I finished The Case of Wagner. It’s written much more prettily than The Birth of Tragedy, which was appreciated. There are two postscripts and an epilogue, which are clearer on the subject of Nietzsche’s objection than the rest of the text–which he realized, apparently; he says as much in a letter to a friend he asked to proof it.
My favorite part, from the second postscript, is when Nietzsche clarifies that he hates all contemporary music:
When in this essay I declare war upon Wagner–and incidentally upon German “taste”–when I use harsh words against the cretinism of Bayreuth, the last thing I want to do is start a celebration for any other musicians. Other musicians don’t count compared to Wagner. Things are bad generally. Decay is universal. The sickness goes deep. If Wagner nevertheless gives his name to the ruin of music, as Bernini did to the ruin of sculpture, he is certainly not its cause. He merely accelerated its tempo–to be sure, in such a manner that one stands horrified before this almost sudden downward motion, abyss-ward. He had the nïaveté of decadence: this was his superiority. He believed in it, he did not stop before any of the logical implications of decadence. The others hesitate–that is what differentiates them.
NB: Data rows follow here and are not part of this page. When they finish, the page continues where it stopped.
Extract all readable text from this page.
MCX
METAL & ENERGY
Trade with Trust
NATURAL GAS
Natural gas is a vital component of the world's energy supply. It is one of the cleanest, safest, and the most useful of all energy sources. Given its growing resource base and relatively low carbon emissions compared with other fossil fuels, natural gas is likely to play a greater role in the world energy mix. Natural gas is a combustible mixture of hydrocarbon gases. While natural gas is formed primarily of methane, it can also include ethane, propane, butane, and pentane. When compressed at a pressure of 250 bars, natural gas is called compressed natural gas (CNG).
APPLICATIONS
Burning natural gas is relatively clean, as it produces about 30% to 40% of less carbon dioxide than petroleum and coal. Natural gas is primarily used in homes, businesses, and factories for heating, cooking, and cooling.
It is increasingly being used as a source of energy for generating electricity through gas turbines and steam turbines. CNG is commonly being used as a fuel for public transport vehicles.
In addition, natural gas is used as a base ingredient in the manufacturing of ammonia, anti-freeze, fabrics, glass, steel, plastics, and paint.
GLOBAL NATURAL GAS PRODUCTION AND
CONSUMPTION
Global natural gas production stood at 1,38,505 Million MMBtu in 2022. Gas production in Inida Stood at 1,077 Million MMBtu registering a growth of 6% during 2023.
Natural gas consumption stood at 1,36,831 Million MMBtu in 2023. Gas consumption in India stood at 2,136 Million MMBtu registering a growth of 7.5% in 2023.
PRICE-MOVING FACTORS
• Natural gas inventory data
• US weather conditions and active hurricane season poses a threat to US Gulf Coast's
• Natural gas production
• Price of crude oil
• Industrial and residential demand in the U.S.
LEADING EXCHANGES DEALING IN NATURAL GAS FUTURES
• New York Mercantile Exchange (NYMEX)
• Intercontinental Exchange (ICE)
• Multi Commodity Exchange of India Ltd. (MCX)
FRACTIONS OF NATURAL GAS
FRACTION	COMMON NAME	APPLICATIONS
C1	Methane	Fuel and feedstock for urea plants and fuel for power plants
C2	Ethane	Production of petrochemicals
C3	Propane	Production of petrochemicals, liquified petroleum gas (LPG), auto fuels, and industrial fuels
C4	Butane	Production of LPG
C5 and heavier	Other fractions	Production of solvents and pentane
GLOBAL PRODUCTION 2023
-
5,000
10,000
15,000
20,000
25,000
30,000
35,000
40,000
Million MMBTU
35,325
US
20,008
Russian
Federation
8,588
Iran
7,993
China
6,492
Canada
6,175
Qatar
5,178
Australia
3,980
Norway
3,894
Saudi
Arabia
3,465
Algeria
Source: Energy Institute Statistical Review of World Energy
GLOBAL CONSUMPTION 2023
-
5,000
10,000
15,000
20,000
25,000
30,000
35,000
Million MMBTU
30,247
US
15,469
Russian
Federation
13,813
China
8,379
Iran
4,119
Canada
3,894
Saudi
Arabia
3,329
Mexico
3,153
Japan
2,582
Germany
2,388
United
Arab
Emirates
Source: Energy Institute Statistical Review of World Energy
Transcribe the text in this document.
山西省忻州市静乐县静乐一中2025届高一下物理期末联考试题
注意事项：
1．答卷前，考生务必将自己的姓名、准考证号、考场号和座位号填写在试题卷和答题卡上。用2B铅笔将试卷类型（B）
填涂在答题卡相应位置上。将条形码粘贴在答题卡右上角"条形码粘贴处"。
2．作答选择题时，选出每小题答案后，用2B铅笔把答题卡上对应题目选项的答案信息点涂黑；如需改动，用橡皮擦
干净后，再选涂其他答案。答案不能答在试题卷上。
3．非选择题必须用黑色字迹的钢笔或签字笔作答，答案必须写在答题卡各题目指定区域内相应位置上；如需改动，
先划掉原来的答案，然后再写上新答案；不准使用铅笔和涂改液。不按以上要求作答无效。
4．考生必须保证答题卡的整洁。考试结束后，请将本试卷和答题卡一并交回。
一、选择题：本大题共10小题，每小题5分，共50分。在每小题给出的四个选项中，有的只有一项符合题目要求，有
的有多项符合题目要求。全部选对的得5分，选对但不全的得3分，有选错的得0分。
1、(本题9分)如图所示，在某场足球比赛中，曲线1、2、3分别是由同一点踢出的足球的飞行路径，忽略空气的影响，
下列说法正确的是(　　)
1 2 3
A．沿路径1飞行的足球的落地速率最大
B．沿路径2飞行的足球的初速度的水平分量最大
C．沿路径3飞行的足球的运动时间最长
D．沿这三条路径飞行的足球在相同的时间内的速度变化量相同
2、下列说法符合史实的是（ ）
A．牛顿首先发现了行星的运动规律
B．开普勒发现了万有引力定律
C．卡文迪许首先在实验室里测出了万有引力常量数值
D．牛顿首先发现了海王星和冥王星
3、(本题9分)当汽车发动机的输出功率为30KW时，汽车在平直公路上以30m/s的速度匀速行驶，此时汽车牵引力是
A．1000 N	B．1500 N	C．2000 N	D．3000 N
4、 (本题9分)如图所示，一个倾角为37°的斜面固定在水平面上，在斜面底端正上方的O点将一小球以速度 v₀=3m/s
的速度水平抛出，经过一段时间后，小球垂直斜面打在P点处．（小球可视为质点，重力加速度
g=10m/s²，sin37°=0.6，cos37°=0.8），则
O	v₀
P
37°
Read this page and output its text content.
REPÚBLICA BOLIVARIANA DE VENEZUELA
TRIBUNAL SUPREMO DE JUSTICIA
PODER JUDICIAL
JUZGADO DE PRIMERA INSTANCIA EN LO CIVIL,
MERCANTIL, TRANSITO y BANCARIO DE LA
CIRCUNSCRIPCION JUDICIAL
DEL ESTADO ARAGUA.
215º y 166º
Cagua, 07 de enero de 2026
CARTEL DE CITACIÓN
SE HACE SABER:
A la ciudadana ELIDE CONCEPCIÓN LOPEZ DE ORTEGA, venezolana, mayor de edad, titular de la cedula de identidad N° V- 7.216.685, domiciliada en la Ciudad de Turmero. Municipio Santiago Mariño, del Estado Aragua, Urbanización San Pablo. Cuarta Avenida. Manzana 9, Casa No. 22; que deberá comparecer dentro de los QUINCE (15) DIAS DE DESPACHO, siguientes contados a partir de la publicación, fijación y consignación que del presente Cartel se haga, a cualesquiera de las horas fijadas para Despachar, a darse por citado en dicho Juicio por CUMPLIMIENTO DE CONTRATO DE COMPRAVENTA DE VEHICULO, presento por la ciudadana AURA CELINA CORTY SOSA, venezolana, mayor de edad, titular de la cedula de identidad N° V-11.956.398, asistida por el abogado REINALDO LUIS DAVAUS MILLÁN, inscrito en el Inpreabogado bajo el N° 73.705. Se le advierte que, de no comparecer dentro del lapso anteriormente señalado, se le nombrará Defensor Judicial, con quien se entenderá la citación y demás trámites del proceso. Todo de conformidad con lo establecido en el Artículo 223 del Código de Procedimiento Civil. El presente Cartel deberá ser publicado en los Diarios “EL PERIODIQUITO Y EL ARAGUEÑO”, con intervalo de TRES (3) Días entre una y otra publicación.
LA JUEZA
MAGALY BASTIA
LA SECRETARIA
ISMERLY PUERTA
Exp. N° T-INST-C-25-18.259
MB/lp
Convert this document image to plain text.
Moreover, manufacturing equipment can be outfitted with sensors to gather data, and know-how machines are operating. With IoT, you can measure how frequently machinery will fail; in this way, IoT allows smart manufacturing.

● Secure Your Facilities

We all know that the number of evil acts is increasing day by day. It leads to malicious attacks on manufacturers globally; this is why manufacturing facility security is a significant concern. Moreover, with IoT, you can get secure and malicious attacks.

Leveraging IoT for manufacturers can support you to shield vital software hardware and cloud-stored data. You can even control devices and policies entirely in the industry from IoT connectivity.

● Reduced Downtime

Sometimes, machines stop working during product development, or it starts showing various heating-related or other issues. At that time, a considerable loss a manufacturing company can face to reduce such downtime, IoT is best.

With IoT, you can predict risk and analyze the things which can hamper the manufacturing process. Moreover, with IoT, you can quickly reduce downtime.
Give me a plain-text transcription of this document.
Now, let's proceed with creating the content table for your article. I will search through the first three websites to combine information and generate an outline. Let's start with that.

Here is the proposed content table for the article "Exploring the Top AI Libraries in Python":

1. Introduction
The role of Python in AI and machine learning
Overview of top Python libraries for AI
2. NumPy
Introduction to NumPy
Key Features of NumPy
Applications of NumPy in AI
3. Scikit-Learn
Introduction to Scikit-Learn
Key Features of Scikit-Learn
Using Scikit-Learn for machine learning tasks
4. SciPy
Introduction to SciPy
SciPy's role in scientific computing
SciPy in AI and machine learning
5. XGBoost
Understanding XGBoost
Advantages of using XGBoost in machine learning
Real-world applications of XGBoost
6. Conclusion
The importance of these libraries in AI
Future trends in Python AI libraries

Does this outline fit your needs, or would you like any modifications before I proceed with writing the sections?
Nothing else.
This comes immediately after his declaration that he has “given the Germans the most profound books they have–reason enough for the Germans not to understand a single word” and before a rant on the badness of Brahms. (I tried to write “evils” rather than “badness” there, but Wagner is the only one deemed worthy of evils. Everyone else just sucks.) Conclusion: Nietzsche is a hilarious misanthrope. I’d pay to see him in a Grumpy Old Men sequel.
Next up: The Conversations of Cow, which wins with 3 votes. Gob’s Grief gets 2, Just Another Soldier 1, and The Lathe of Heaven and Humboldt’s Gift are rejected.
P.S.: I also mostly dislike Wagner, since I don’t like opera. I may or may not have fallen asleep during the second act of The Flying Dutchman, resting my forehead on the balcony railing, and been nudged awake to find scary little children still singing.
2nd P.S.: I wonder whether the lovers in Sondheim’s Passion, which is what I listened to when I couldn’t unearth my music-class copy of Wagner’s Tristan and Iseult, have a “cruel nature” sort of love (the good sort, like in Georges Bizet’s Carmen) or a sentimental, redeeming love (like in Wagner, boo!). Run out, watch a musical and a couple operas, read The Case of Wagner, and let me know what you think.